Further, that the Local Purchase Order presented does not tally with the invoices relied upon by the Respondent. That it would be unfair and unjust for Court to order that the Appellant pay for the drugs that she did not requisition for and was not supplied. Thus, the Respondent failed to prove that the items worth UGX 10,819,650/= were requisitioned, supplied and delivered to the Appellant.
I have addressed my mind to both submissions and from the perusal of the Court record the Respondent only attached only 3 invoices to wit Invoices no.s 155, 153 and 151 on her summary plaint. On the witness statement of Kyokunda Gladys there were Invoice No.s 551, 155, 185, 186, 189, 197, 190 and 156 attached.
The Appellant on the other hand submitted that the Local Purchase Orders as attached to the witness statement of Kyokunda Gladys No.s 313, 219, 220, 231, 234, 240 and 251 were paid as per the bank statements attached to the witness statement of Bwambale Toledi.
In my view much as the Appellant alleges that they do not owe the Respondent any money as per the bank statements attached, the payments reflected on the bank statements are way above the debt claimed by the Respondent and the bank statements do not indicate in regard to which orders the payments were being made.
The Appellant did not dispute the fact that upon delivery an invoice would be extracted and signed by Betty.

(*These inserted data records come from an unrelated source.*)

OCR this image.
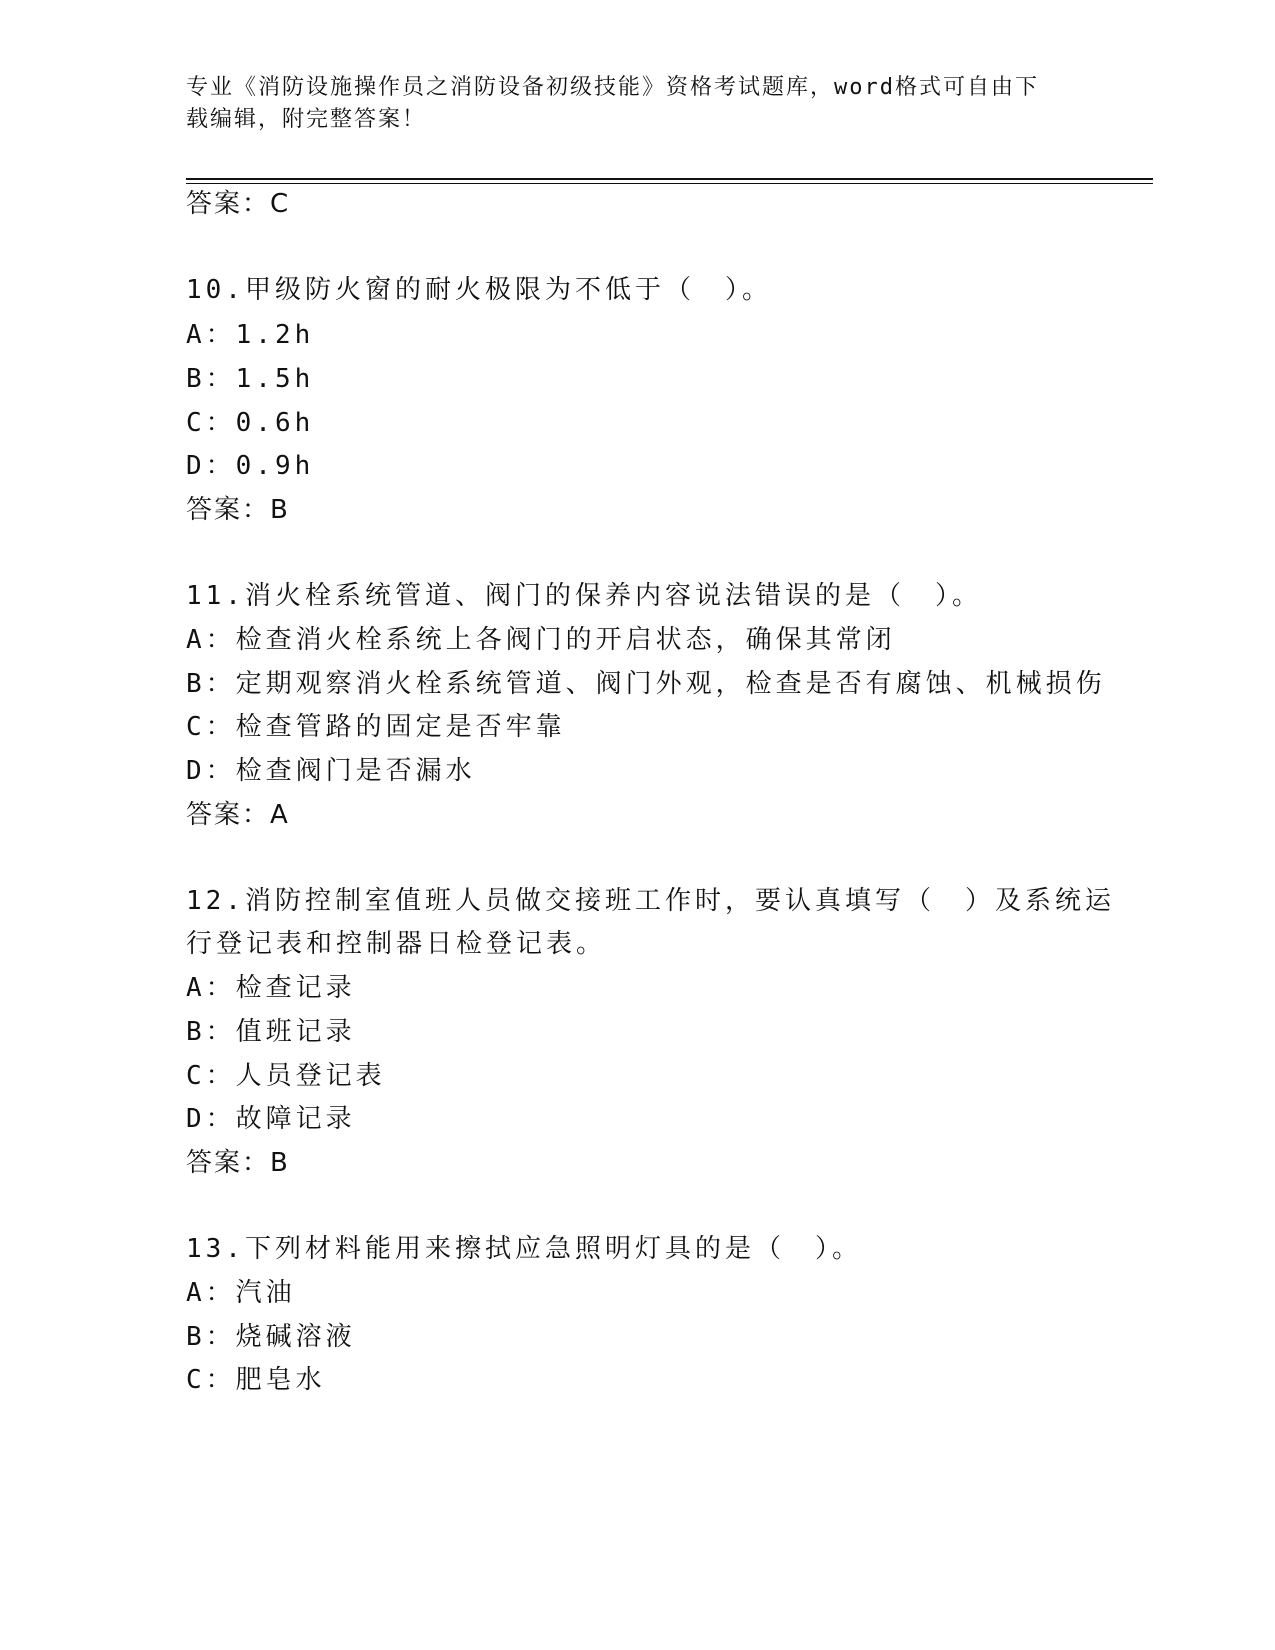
专业《消防设施操作员之消防设备初级技能》资格考试题库，word格式可自由下
载编辑，附完整答案！
答案：C
10.甲级防火窗的耐火极限为不低于（　）。
A：1.2h
B：1.5h
C：0.6h
D：0.9h
答案：B
11.消火栓系统管道、阀门的保养内容说法错误的是（　）。
A：检查消火栓系统上各阀门的开启状态，确保其常闭
B：定期观察消火栓系统管道、阀门外观，检查是否有腐蚀、机械损伤
C：检查管路的固定是否牢靠
D：检查阀门是否漏水
答案：A
12.消防控制室值班人员做交接班工作时，要认真填写（　）及系统运
行登记表和控制器日检登记表。
A：检查记录
B：值班记录
C：人员登记表
D：故障记录
答案：B
13.下列材料能用来擦拭应急照明灯具的是（　）。
A：汽油
B：烧碱溶液
C：肥皂水
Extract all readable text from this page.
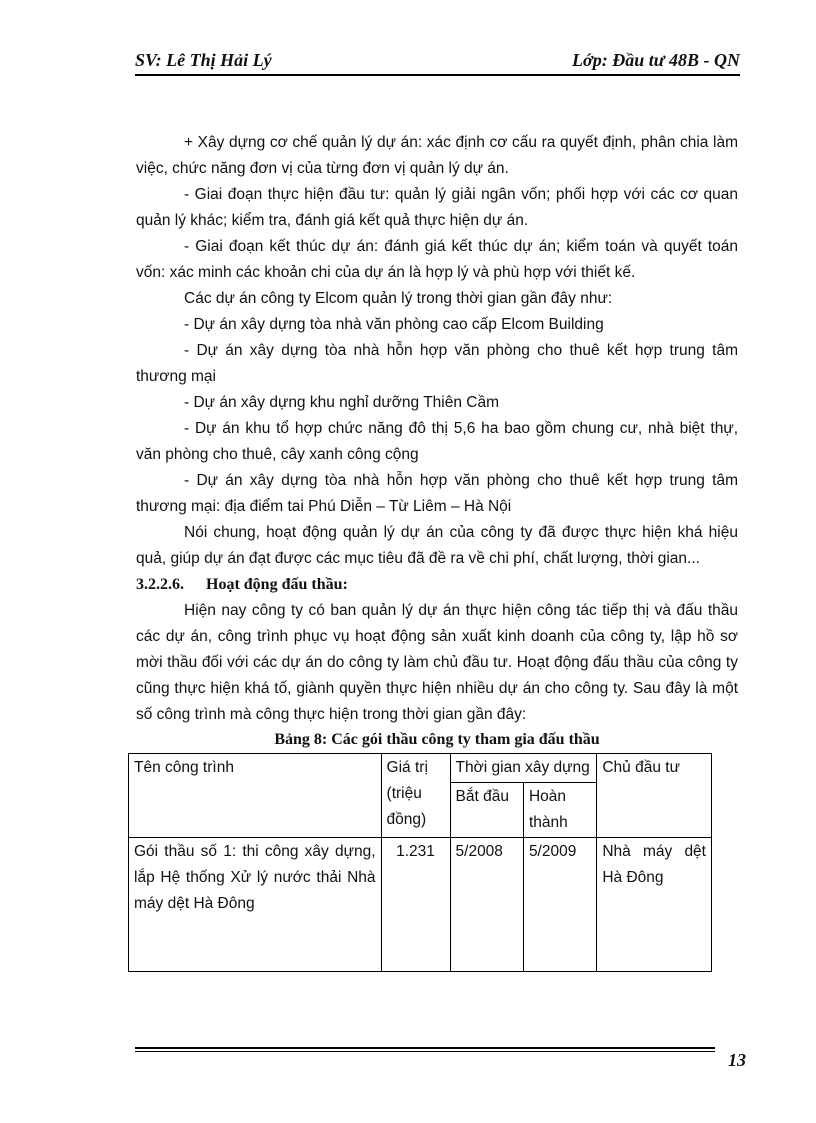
SV: Lê Thị Hải Lý	Lớp: Đầu tư 48B - QN

+ Xây dựng cơ chế quản lý dự án: xác định cơ cấu ra quyết định, phân chia làm việc, chức năng đơn vị của từng đơn vị quản lý dự án.

- Giai đoạn thực hiện đầu tư: quản lý giải ngân vốn; phối hợp với các cơ quan quản lý khác; kiểm tra, đánh giá kết quả thực hiện dự án.

- Giai đoạn kết thúc dự án: đánh giá kết thúc dự án; kiểm toán và quyết toán vốn: xác minh các khoản chi của dự án là hợp lý và phù hợp với thiết kế.

Các dự án công ty Elcom quản lý trong thời gian gần đây như:

- Dự án xây dựng tòa nhà văn phòng cao cấp Elcom Building

- Dự án xây dựng tòa nhà hỗn hợp văn phòng cho thuê kết hợp trung tâm thương mại

- Dự án xây dựng khu nghỉ dưỡng Thiên Cầm

- Dự án khu tổ hợp chức năng đô thị 5,6 ha bao gồm chung cư, nhà biệt thự, văn phòng cho thuê, cây xanh công cộng

- Dự án xây dựng tòa nhà hỗn hợp văn phòng cho thuê kết hợp trung tâm thương mại: địa điểm tai Phú Diễn – Từ Liêm – Hà Nội

Nói chung, hoạt động quản lý dự án của công ty đã được thực hiện khá hiệu quả, giúp dự án đạt được các mục tiêu đã đề ra về chi phí, chất lượng, thời gian...

3.2.2.6. Hoạt động đấu thầu:

Hiện nay công ty có ban quản lý dự án thực hiện công tác tiếp thị và đấu thầu các dự án, công trình phục vụ hoạt động sản xuất kinh doanh của công ty, lập hồ sơ mời thầu đối với các dự án do công ty làm chủ đầu tư. Hoạt động đấu thầu của công ty cũng thực hiện khá tố, giành quyền thực hiện nhiều dự án cho công ty. Sau đây là một số công trình mà công thực hiện trong thời gian gần đây:

Bảng 8: Các gói thầu công ty tham gia đấu thầu
Tên công trình	Giá trị (triệu đồng)	Thời gian xây dựng		Chủ đầu tư
		Bắt đầu	Hoàn thành	
Gói thầu số 1: thi công xây dựng, lắp Hệ thống Xử lý nước thải Nhà máy dệt Hà Đông	1.231	5/2008	5/2009	Nhà máy dệt Hà Đông
13
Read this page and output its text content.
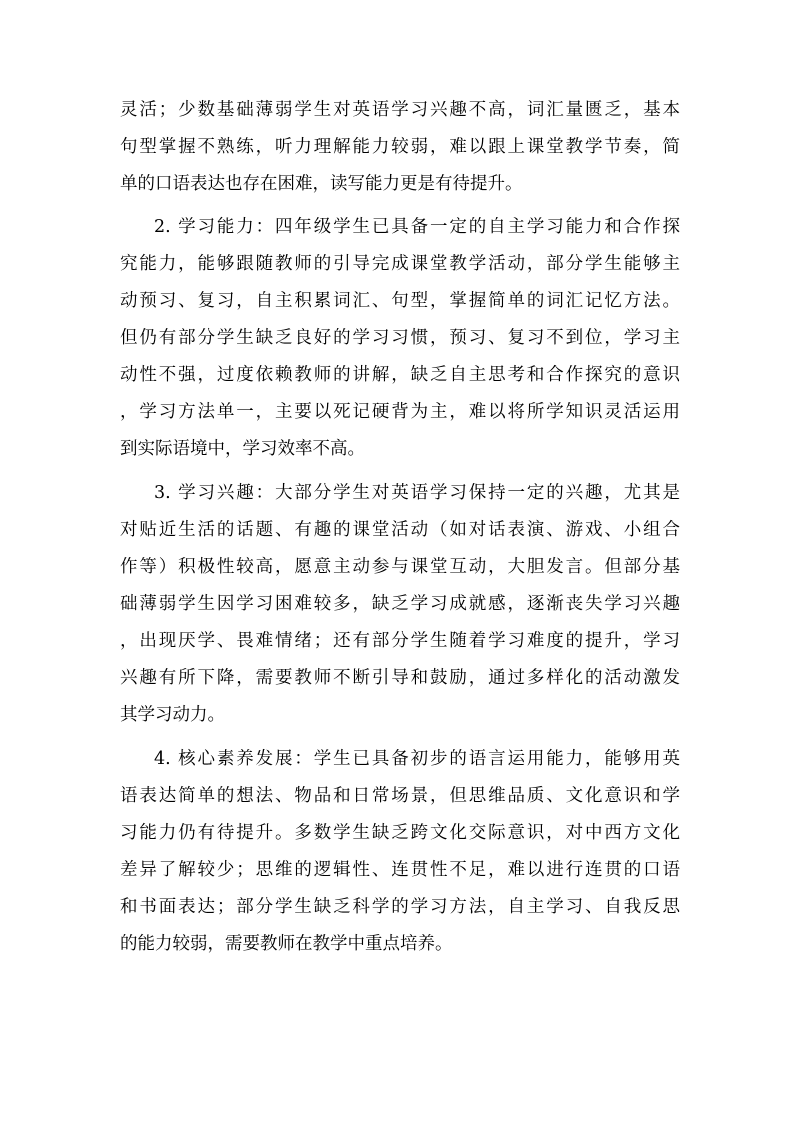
灵活；少数基础薄弱学生对英语学习兴趣不高，词汇量匮乏，基本
句型掌握不熟练，听力理解能力较弱，难以跟上课堂教学节奏，简
单的口语表达也存在困难，读写能力更是有待提升。
2. 学习能力：四年级学生已具备一定的自主学习能力和合作探
究能力，能够跟随教师的引导完成课堂教学活动，部分学生能够主
动预习、复习，自主积累词汇、句型，掌握简单的词汇记忆方法。
但仍有部分学生缺乏良好的学习习惯，预习、复习不到位，学习主
动性不强，过度依赖教师的讲解，缺乏自主思考和合作探究的意识
，学习方法单一，主要以死记硬背为主，难以将所学知识灵活运用
到实际语境中，学习效率不高。
3. 学习兴趣：大部分学生对英语学习保持一定的兴趣，尤其是
对贴近生活的话题、有趣的课堂活动（如对话表演、游戏、小组合
作等）积极性较高，愿意主动参与课堂互动，大胆发言。但部分基
础薄弱学生因学习困难较多，缺乏学习成就感，逐渐丧失学习兴趣
，出现厌学、畏难情绪；还有部分学生随着学习难度的提升，学习
兴趣有所下降，需要教师不断引导和鼓励，通过多样化的活动激发
其学习动力。
4. 核心素养发展：学生已具备初步的语言运用能力，能够用英
语表达简单的想法、物品和日常场景，但思维品质、文化意识和学
习能力仍有待提升。多数学生缺乏跨文化交际意识，对中西方文化
差异了解较少；思维的逻辑性、连贯性不足，难以进行连贯的口语
和书面表达；部分学生缺乏科学的学习方法，自主学习、自我反思
的能力较弱，需要教师在教学中重点培养。
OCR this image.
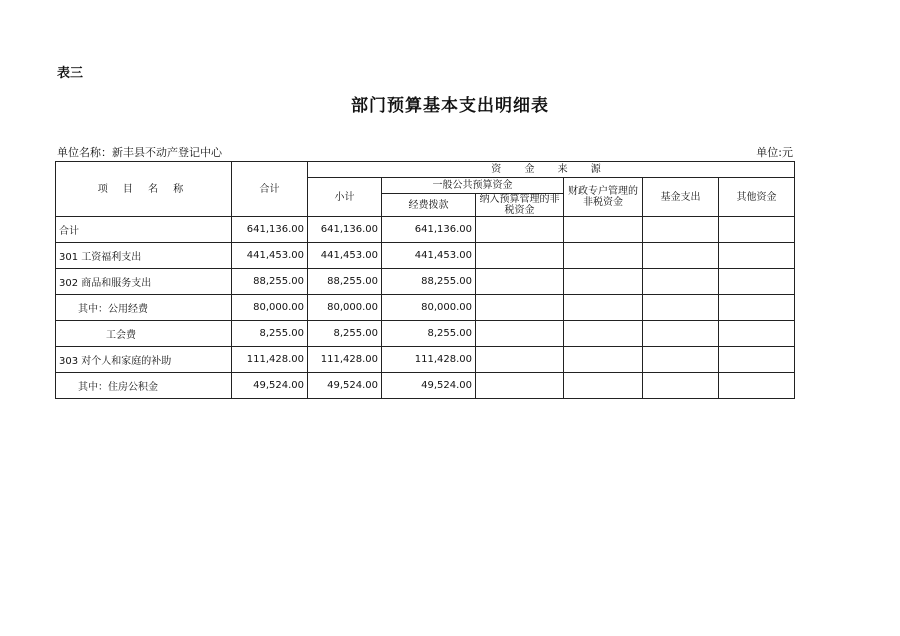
表三
部门预算基本支出明细表
单位名称：新丰县不动产登记中心	单位:元
项 目 名 称	合计	资 金 来 源					
		小计	一般公共预算资金		财政专户管理的非税资金	基金支出	其他资金
			经费拨款	纳入预算管理的非税资金			
合计	641,136.00	641,136.00	641,136.00				
301 工资福利支出	441,453.00	441,453.00	441,453.00				
302 商品和服务支出	88,255.00	88,255.00	88,255.00				
其中：公用经费	80,000.00	80,000.00	80,000.00				
工会费	8,255.00	8,255.00	8,255.00				
303 对个人和家庭的补助	111,428.00	111,428.00	111,428.00				
其中：住房公积金	49,524.00	49,524.00	49,524.00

The Respondent stated that Invoice No. 551 corresponds to LPO 251 totalling to UGX 850, 000/= dated 22/11/2016, Invoice No. 189 corresponds to the hand written LPO dated 22/10/2016, Invoice No. 197 corresponds to LPO dated 10/11/2016, and that invoice No. 190 has the same date as Invoice No. 189 but with different totals. According to the evidence of PW1, invoice No. 551, 155, 185, 186, 189, 190 were signed by the said Betty and these total to UGX 8,078,000/=.
In regard to Invoice No. 190 and 189 having same dates could have been an oversight on the Respondent’s side because the items ordered there under are different and the totals also differ. As per the testimony of DW1 who said invoices are signed upon verification, I want to believe that the items there under had been ordered by the Appellant otherwise Betty would not have appended her signature on the same.
In my view, though the Appellant attached bank statements to prove that he paid off the Respondent, these statements do not reflect exactly what was paid off, the said bank statements cover a wide range of payments that are even beyond the Respondent’s claim and the Appellant left it to Court to decide what payments were made in regard to what Invoice. The Appellant merely printing out bank statements without detailing how the payments were made and in regard to what invoice does not help its case, alternatively the Appellant would have attached the said cheques as per the invoices they were being issued, I assume the Appellant does record keeping where records of transactions are usually entered.
In my view, though the Respondent’s claim was to a tune of UGX 10,819,650/=, I will only consider the invoices that are attached on the witness statement of Kyokunda Gladys and signed by Betty. Some of the invoices have balances brought down and the same will not be considered. The Appellant is therefore indebted to the Respondent to a tune of UGX 7,663,000/= considering the amounts on Invoice No.s 551, 155, 185, 186, 189 and 190.
This appeal is accordingly hereby allowed.